Scientists have grown “mini eyes” for the first time, enabling them to study a rare genetic disease that affects hearing and vision.

Researchers from University College London made the 3D mini eyes, called organoids, to better understand a rare genetic disease called Usher syndrome.

Patients at Great Ormond Street Hospital donated skin samples, which were then used by scientists to generate stem cells and develop the mini eyes.

In a healthy eye, rod cells in the retina help us perceive the size, shape, and brightness of visual images.

Researchers found that they could get rod cells to organise themselves into layers that mimic their organisation in the retina, producing a “mini eye”.

Senior author of the study, Professor Jane Sowden said: “We are very grateful to patients and families who donate these samples to research so that, together, we can further our understanding of genetic eye conditions, like Usher syndrome.

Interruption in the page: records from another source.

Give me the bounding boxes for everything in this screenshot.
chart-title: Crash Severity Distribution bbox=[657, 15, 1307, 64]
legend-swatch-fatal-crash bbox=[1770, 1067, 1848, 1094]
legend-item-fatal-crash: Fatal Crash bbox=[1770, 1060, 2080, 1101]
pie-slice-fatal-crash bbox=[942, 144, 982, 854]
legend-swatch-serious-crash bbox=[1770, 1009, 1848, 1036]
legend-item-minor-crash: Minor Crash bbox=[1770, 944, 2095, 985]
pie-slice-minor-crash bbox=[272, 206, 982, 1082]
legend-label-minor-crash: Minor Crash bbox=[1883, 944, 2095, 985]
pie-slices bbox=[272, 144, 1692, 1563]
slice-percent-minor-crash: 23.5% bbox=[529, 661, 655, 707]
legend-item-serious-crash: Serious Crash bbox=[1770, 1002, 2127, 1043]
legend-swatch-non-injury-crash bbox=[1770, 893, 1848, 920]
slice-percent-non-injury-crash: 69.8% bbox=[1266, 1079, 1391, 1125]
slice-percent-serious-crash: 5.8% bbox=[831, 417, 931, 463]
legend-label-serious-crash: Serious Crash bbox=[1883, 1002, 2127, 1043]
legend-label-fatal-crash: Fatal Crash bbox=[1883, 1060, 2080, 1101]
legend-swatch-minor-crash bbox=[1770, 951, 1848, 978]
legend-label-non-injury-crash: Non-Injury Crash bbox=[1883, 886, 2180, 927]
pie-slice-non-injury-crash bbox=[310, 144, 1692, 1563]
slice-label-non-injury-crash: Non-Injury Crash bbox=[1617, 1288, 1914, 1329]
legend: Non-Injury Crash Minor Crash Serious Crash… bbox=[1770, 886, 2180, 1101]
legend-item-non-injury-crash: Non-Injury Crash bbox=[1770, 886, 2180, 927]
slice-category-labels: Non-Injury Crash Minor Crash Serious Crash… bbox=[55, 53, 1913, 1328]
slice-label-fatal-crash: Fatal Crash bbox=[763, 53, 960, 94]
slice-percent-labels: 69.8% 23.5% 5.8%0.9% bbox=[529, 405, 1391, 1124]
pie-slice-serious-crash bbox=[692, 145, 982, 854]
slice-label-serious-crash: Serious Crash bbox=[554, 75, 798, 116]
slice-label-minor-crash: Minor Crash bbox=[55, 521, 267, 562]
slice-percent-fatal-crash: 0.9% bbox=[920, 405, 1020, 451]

“Although a while off, we hope that these models can help us to one day develop treatments that could save the sight of children and young people with Usher syndrome.”

This breakthrough is an important step forward to curing the disease. Previous research using animal cells could not mimic the same sort of sight loss as that seen in Usher syndrome.

Usher syndrome is the most common genetic disease of combined deafness and blindness, affecting approximately three to ten in 100,000 people worldwide.

Children with type one Usher syndrome are often born profoundly deaf, while their sight slowly deteriorates until they are blind by adulthood.

Although cochlear implants can help with hearing loss, there are currently no treatments for retinitis pigmentosa - a disease that causes vision loss in Usher syndrome.

While this research is in the early stages, these steps towards understanding the condition and how to design a future treatment could give hope to those who are due to lose sight, scientists said.

The teams findings was published in Stem Cell Reports.